Ma la programmazione del Centro in Alto Adige non si limita a Bolzano e andrà a toccare i comuni di Bressanone, Vipiteno e Merano, con tre compagnie di caratura internazionale: la Evolution Dance Theater con Blu Infinito, la MM Contemporary Dance Company con Ballade, e il Balletto di Siena con The great pas de deux.
La Stagione Regionale Contemporanea
Un’unica Stagione tra Bolzano e Trento
Parallela alla tradizionale stagione, si snoda da novembre a marzo la terza edizione della Stagione Regionale Contemporanea realizzata in collaborazione tra il Centro S. Chiara e il Teatro Stabile di Bolzano, con un ricco cartellone di spettacoli tra Trento e Bolzano.

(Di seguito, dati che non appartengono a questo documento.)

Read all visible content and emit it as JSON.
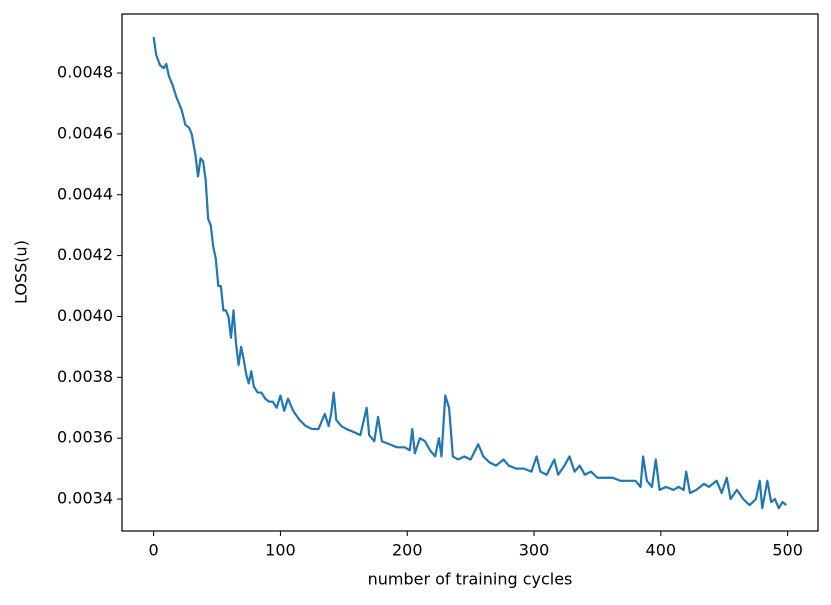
{
  "chart_data": {
    "type": "line",
    "xlabel": "number of training cycles",
    "ylabel": "LOSS(u)",
    "color": "#1f77b4",
    "x": [
      0,
      2,
      5,
      8,
      10,
      12,
      15,
      18,
      22,
      25,
      28,
      30,
      33,
      35,
      37,
      39,
      41,
      43,
      45,
      47,
      49,
      51,
      53,
      55,
      57,
      59,
      61,
      63,
      65,
      67,
      69,
      71,
      73,
      75,
      77,
      79,
      82,
      85,
      88,
      91,
      94,
      97,
      100,
      103,
      106,
      110,
      115,
      120,
      125,
      130,
      135,
      138,
      140,
      142,
      144,
      148,
      152,
      158,
      163,
      168,
      170,
      174,
      177,
      180,
      186,
      192,
      198,
      202,
      204,
      206,
      210,
      214,
      218,
      222,
      225,
      227,
      230,
      233,
      236,
      240,
      245,
      250,
      256,
      260,
      265,
      270,
      276,
      280,
      286,
      292,
      298,
      302,
      305,
      310,
      316,
      319,
      324,
      328,
      332,
      336,
      340,
      345,
      350,
      356,
      362,
      368,
      374,
      380,
      384,
      386,
      389,
      393,
      396,
      399,
      404,
      410,
      414,
      418,
      420,
      423,
      428,
      434,
      438,
      444,
      448,
      452,
      455,
      460,
      465,
      470,
      475,
      478,
      480,
      484,
      487,
      490,
      493,
      496,
      499
    ],
    "values": [
      0.004918,
      0.00486,
      0.004826,
      0.004816,
      0.00483,
      0.00479,
      0.00476,
      0.00472,
      0.00468,
      0.00463,
      0.00462,
      0.0046,
      0.00453,
      0.00446,
      0.00452,
      0.00451,
      0.00445,
      0.00432,
      0.0043,
      0.00423,
      0.00419,
      0.0041,
      0.0041,
      0.00402,
      0.00402,
      0.004,
      0.00393,
      0.00402,
      0.00391,
      0.00384,
      0.0039,
      0.00386,
      0.00381,
      0.00378,
      0.00382,
      0.00377,
      0.00375,
      0.00375,
      0.00373,
      0.00372,
      0.00372,
      0.0037,
      0.00374,
      0.00369,
      0.00373,
      0.00369,
      0.00366,
      0.00364,
      0.00363,
      0.00363,
      0.00368,
      0.00364,
      0.00368,
      0.00375,
      0.00366,
      0.00364,
      0.00363,
      0.00362,
      0.00361,
      0.0037,
      0.00361,
      0.00359,
      0.00367,
      0.00359,
      0.00358,
      0.00357,
      0.00357,
      0.00356,
      0.00363,
      0.00355,
      0.0036,
      0.00359,
      0.00356,
      0.00354,
      0.0036,
      0.00354,
      0.00374,
      0.0037,
      0.00354,
      0.00353,
      0.00354,
      0.00353,
      0.00358,
      0.00354,
      0.00352,
      0.00351,
      0.00353,
      0.00351,
      0.0035,
      0.0035,
      0.00349,
      0.00354,
      0.00349,
      0.00348,
      0.00353,
      0.00348,
      0.00351,
      0.00354,
      0.00349,
      0.00351,
      0.00348,
      0.00349,
      0.00347,
      0.00347,
      0.00347,
      0.00346,
      0.00346,
      0.00346,
      0.00344,
      0.00354,
      0.00346,
      0.00344,
      0.00353,
      0.00343,
      0.00344,
      0.00343,
      0.00344,
      0.00343,
      0.00349,
      0.00342,
      0.00343,
      0.00345,
      0.00344,
      0.00346,
      0.00342,
      0.00347,
      0.0034,
      0.00343,
      0.0034,
      0.00338,
      0.0034,
      0.00346,
      0.00337,
      0.00346,
      0.00339,
      0.0034,
      0.00337,
      0.00339,
      0.00338
    ],
    "xlim": [
      -24.95,
      523.95
    ],
    "xticks": [
      0,
      100,
      200,
      300,
      400,
      500
    ],
    "ylim": [
      0.003295,
      0.004994
    ],
    "yticks": [
      0.0034,
      0.0036,
      0.0038,
      {
        "value": 0.004,
        "label": "0.0040"
      },
      0.0042,
      0.0044,
      0.0046,
      0.0048
    ],
    "grid": false
  }
}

Tra i protagonisti in Stagione quest’anno è possibile trovare la compagnia ravennate ErosAntEros, Babilonia Teatri (vincitrice del Leone d’Argento alla Biennale di Venezia 2016), la Compagnia Abbondanza/Bertoni, i coreografi canadesi Clara Furey e Daniel Léveillé, i promettenti artisti italiani Leonardo Manzan e Rocco Placidi, la Compagnia Kepler- 452, i coreografi Aurora Bauzà e Pere Jou, e l’Ensemble Azione_Improvvisa, protagonista del debutto di “Nova Selva Sonora”, progetto che si avvale delle musiche di Mauro Lanza, Andrea Valle e Daniela Fantechi.